Some very basic arithmetic shows how preposterous this notion is:
- we already know Q1 consumption is weak from retail volumes. The two previous quarters give the guide we need to know wider services will be soft too;
- Q2 will be weak by definition owing to the election;
- house prices are still falling fast and so long as the RBA sits around will continue to do so, even more if Labor wins and that uncertainty means Q3 will also be weak;
- business confidence and investment will follow;
- housing investment will keep falling;
- government spending is plateauing as the NBN rolls off;
- net export growth is plateauing as LNG projects roll off.
So, it’s a very good bet that the conditions that have prevailed for nearly a year now will keep going all of 2019 if left to themselves and that includes any new fiscal spending (which is already running flat chat).
To this let’s add some quarterly GDP numbers:
Notice that two very high quarterly numbers will drop out in Q1 and Q2. These will almost certainly be replaced with weak numbers resembling the last two quarters yielding this chart:
That’s right, by mid-year annual GDP growth will be around 1.3% and H1 GDP will be 0.5%. To reach the RBA’s end of year target, Q3 and Q4 will need to deliver 2.25% growth between them.
Even with some eventual pent-up demand released in Q4 when the RBA eventually cuts enough, it is not going to happen. The end result will be rising unemployment through H2 as growth craters, forcing the Bank to cut deeper and more aggressively as it risks the jobless rate feeding back into falling house prices. This might be forgivable if inflation were running riot but it’s already crashed below the target range where it has been for years.

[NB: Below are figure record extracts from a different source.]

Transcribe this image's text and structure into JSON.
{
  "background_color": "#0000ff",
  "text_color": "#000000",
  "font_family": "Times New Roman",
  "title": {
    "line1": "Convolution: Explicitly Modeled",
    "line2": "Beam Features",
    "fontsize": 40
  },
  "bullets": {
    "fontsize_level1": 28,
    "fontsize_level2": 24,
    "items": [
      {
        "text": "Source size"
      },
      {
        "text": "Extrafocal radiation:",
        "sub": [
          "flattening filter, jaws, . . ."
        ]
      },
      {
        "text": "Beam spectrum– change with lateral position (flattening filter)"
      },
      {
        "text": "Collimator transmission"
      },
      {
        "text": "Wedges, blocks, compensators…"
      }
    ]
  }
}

There’s one more point to make. Assuming the current rate of immigration persists, the per capita numbers are going to be much worse, delivering a personal recession worse than the GFC:
And that is going to trash the new Labor Government before it even gets out of the blocks. The RBA knows its coming in with promised wage rises and property tax reforms. Instead it will hand over a mushrooming output gap, intensifying income recession and property crash, adding political chaos to an already gathering maelstrom.
For no reason that I can discern, the RBA has gone rogue and is crashing the economy.